London, 1920s: Kit Scott, a privileged young Australian aiming to become a star, arrives in the city to find the Jazz Age in full swing. Cast in a West End play opposite another young hopeful, Canadian Zeke Gardiner, she dances blithely into the heady lifestyle of English high society and the London theatre set, from Noel Coward to Fred Astaire and his sister, Adele.
When Kit is photographed dancing the Charleston alongside the Prince of Wales, she finds herself at the centre of a major scandal, sending the Palace into damage control and Kit to her aristocratic English relatives – and into the arms of the hedonistic Lord Henry Carleton. Amid the excesses of the Roaring Twenties, both Zeke and Kit are faced with temptations – and make choices that will alter the course of their lives forever.
Pamela Hart’s The Charleston Scandal is a step away from the heartfelt war novels that her readers will be familiar with, and is instead an immersive story set during the roaring 1920s London after the war has ended and women are beginning to realise they can hold a place in this world.
Be transported to the glorious 1920s, where status is everything and parties are prevalent. It’s not what you know, but who you know.
The Charleston Scandal features an interesting array of characters, evocatively capturing the setting with fashion, culture, status and connections. Kit’s journey not only illustrates life in the 1920s, but it also highlights the difficulty for women – and actresses – to find work at the time. They weren’t taken seriously, and it took a strong, determined woman to defy society’s expectations and maintain that career path.

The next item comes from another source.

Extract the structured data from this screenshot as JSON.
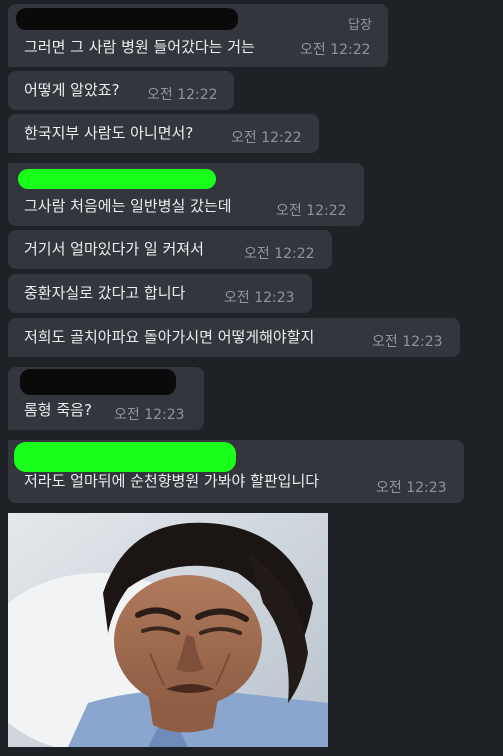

“He was – rather surprisingly – dressed in the most conservative suit Kit had ever seen. No tan with brown shoes here. Not even light grey. This was a proper navy pinstripe, complete with black shoes and a regimental tie. Surely that couldn’t be right?”
Written in third person and switching perspectives between a couple of different characters, The Charleston Scandal puts women at the centre of the narrative, exploring their struggles and triumphs in a time where women were not seen as equal to men.
While Kit is a little insipid at times, perhaps a little too forgettable, she is determined and she grows confident over the course of the novel. By the end, she knows exactly who and what she wants in life and she won’t let anyone’s opinions of her change that.
Themes explored in the novel include alcoholism, domestic abuse, women’s rights, equality and determination for a career that’s more than just socialising.
“She sailed off feeling momentarily on top of the world, until she recalled Lady Bridlingham’s curl of the lip. No matter who her escort or how nice her frock, that curl said she didn’t belong there and she never would.”
Admittedly, there doesn’t feel like there is a lot of tension in this novel. It just feels like party after party after party, and then some theatre/acting scenes thrown in. After a while, the plot felt a bit same-same. Zeke and Kit’s friendship felt like it was on the backburner for too long in the novel, so by the time anything significant happens between them, it almost doesn’t feel substantial enough? I think romance readers might be disappointed with this novel.
Very small thing, but Hitler is name-dropped towards the end of the novel. The book is set during the 1920s and my understanding is that Hitler didn’t really rise to ‘fame’ or power until at least 1933. It felt a little bit jarring – perhaps premature – to mention him in this story.
“He had more than one. She lost track; she had given herself a three-drink limit at the start of the night, although getting anything other than champagne from the waiter was a herculean effort.”
For fans of historical fiction.
Thank you to the publisher for mailing a review copy in exchange for an honest review.